Estimates of the October budget gap in the Bloomberg survey of 29 economists ranged from $129 billion to $110 billion.
Absent the automatic spending cuts and most of the tax increases currently set to take effect next year, the deficit would grow to $1.04 trillion in fiscal year 2013, the fifth consecutive year of budget gaps exceeding $1 trillion, according to the CBO. The budget deficit was $1.09 trillion in fiscal 2012, the fourth-largest since World War II.
Obama, who plans to reduce the shortfalls by increasing taxes for top earners, is holding meetings with labor and business leaders in the White House this week. The talks are intended to shore up the support for his plan before Nov. 16 discussions with Republican House Majority Leader John Boehner, Senate Minority Leader Mitch McConnell, Democrat House Minority Leader Nancy Pelosi and Senate Majority Leader Harry Reid.
While Obama said Nov. 6 elections showed voters back his proposal, Boehner cited public support for the re-elected House Republican majority and said that tax rates must not go up. Both sides have left room for a compromise that would curtail tax breaks to pay for preserving current rates.
The deficits add to national debt, which will most likely hit the $16.4 trillion limit at the end of December, with extraordinary measures enabling the U.S. to meet its obligations “until early in 2013,” the Treasury Department said on Oct. 31.
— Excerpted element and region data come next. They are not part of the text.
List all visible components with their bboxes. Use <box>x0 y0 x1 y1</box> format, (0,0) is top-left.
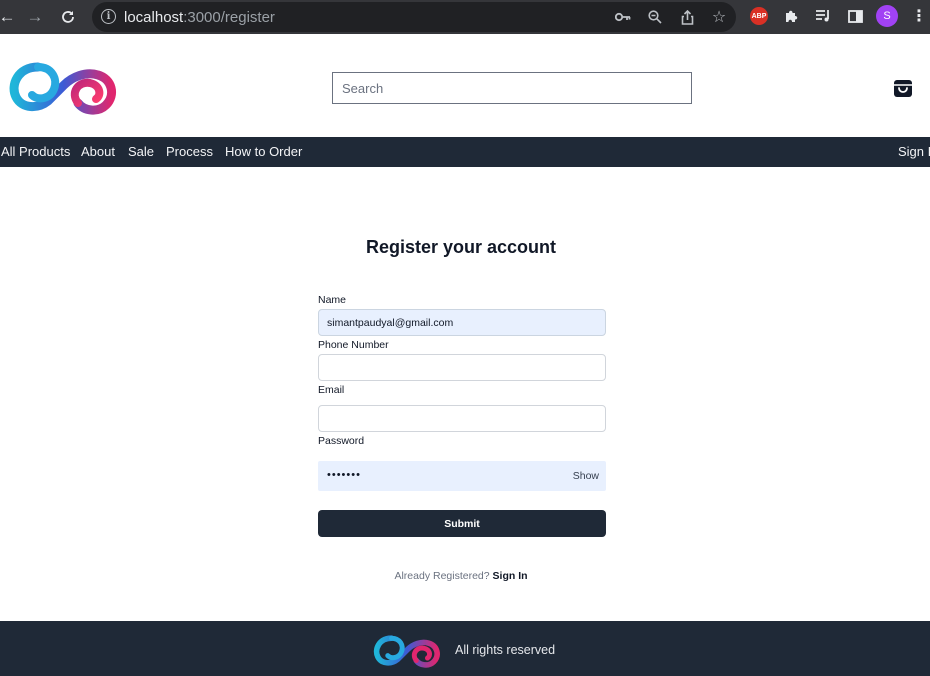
already-registered-text: Already Registered? Sign In <box>0 570 922 582</box>
footer-logo-icon <box>373 635 440 668</box>
name-label: Name <box>318 294 347 306</box>
sign-in-link[interactable]: Sign In <box>493 570 528 582</box>
profile-initial: S <box>883 10 891 22</box>
nav-how-to-order[interactable]: How to Order <box>225 144 302 159</box>
back-icon[interactable]: ← <box>0 4 20 30</box>
email-input[interactable] <box>318 405 606 432</box>
phone-label: Phone Number <box>318 339 389 351</box>
abp-label: ABP <box>751 12 767 20</box>
page-title: Register your account <box>365 237 557 257</box>
already-registered-label: Already Registered? <box>394 570 490 582</box>
address-bar[interactable]: i localhost:3000/register ☆ <box>92 2 736 32</box>
zoom-icon[interactable] <box>645 7 665 27</box>
share-icon[interactable] <box>677 7 697 27</box>
phone-input[interactable] <box>318 354 606 381</box>
email-label: Email <box>318 384 345 396</box>
forward-icon[interactable]: → <box>22 4 48 30</box>
site-header <box>0 37 930 137</box>
menu-icon[interactable]: ⋮ <box>909 6 929 26</box>
submit-button[interactable]: Submit <box>318 510 606 537</box>
show-password-button[interactable]: Show <box>573 470 599 482</box>
profile-avatar[interactable]: S <box>876 5 898 27</box>
key-icon[interactable] <box>613 7 633 27</box>
abp-icon[interactable]: ABP <box>750 7 768 25</box>
reload-icon[interactable] <box>55 4 81 30</box>
shopping-bag-icon[interactable] <box>892 77 914 99</box>
nav-all-products[interactable]: All Products <box>1 144 70 159</box>
nav-sale[interactable]: Sale <box>128 144 154 159</box>
main-navbar: All Products About Sale Process How to O… <box>0 137 930 167</box>
info-icon[interactable]: i <box>101 9 116 24</box>
password-value: ••••••• <box>327 469 361 481</box>
nav-about[interactable]: About <box>81 144 115 159</box>
nav-sign-in[interactable]: Sign In <box>898 144 930 159</box>
browser-toolbar: ← → i localhost:3000/register ☆ ABP S ⋮ <box>0 0 930 34</box>
url-text: localhost:3000/register <box>124 9 275 26</box>
site-footer: All rights reserved <box>0 621 930 676</box>
name-input[interactable] <box>318 309 606 336</box>
sidepanel-icon[interactable] <box>845 6 865 26</box>
nav-process[interactable]: Process <box>166 144 213 159</box>
brand-logo-icon[interactable] <box>8 57 118 115</box>
search-input[interactable] <box>332 72 692 104</box>
star-icon[interactable]: ☆ <box>709 7 729 27</box>
password-input[interactable]: ••••••• Show <box>318 461 606 491</box>
playlist-icon[interactable] <box>813 6 833 26</box>
footer-copyright: All rights reserved <box>455 643 556 657</box>
puzzle-icon[interactable] <box>781 6 801 26</box>
password-label: Password <box>318 435 365 447</box>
“There’s a question of whether the debt ceiling is going to be wrapped up into the fiscal cliff discussions or not,” Stephen Stanley, chief economist at Pierpont Securities LLC in Stamford, Connecticut, said before today’s Treasury release. “If it’s not, then we’re going to have to have a whole another round of negotiations very early next year to get the debt limit increased.”